The implications of limited state capacity in South Sudan are two-fold on the international stage. The international community, since the referendum granting the southern province independence from Sudan, has played a role in providing humanitarian aid to the region. With a government that cannot successfully protect civil and economic rights and without properly functioning political institutions, is aid truly being utilized in a responsible way or is the international community simply supporting a corrupt regime? At the risk of the violation of South Sudan’s sovereignty, non-profit organizations and inter-governmental representatives, like the United Nation’s Peacekeeping Forces, cannot directly act in a way that bypasses the government; however, international assistance can come with strings attached, to encourage the state to empower its people in a way that could build state capacity. For example, the United Nations could implement an aid agreement requiring the respect of human rights and the creation of a more effective justice system to ensure protections of legal rights.
On the domestic front, the South Sudanese constitution needs to do much more than lip service to democratic principles. The constitution directly quotes policies that allow the people to have a voice, but with the postponement of elections and disregard for civil rights, the government has limited these opportunities for democratic activities. As suggested by the Carter Center, South Sudan must exhibit an inclination to hold free and fair elections, and encourage a free exchange of ideas in order to gain stability (“Final Report: Observing the 2011 Referendum on the Self-Determination of Southern Sudan” 2012). This is the first step towards ending the civil war and beginning the peace-building process.

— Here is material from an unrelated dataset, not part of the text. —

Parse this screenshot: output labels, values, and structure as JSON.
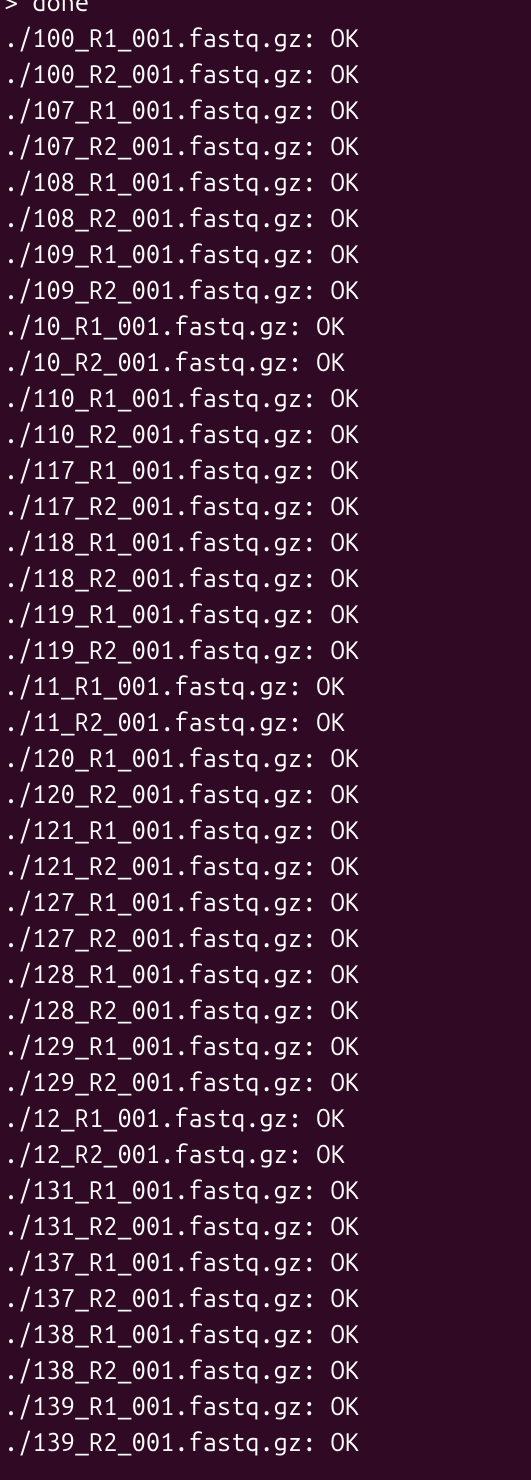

The case of South Sudan has often been questioned, in terms of data available and the length of the independence as a stage. Prior to the referendum on 2011, the southern area of Sudan was operating at a level like the post-referendum, in terms of independence from the centralized Sudanese government. But this begs the question, is it too soon to study South Sudan and conclude that the state has failed or lacks adequate state capacity to fiction? The civil war has raged on since 2013 and countless cease-fires have been violated. A society in constant war does not have the ability to focus on stabilizing political institutions, especially when the state is responsible for instigating violence itself. Without the capacity to amass political power and function in a way that allows for stability within the state, South Sudan can be considered nothing more than a territory fallen to the hands of irresponsible leaders.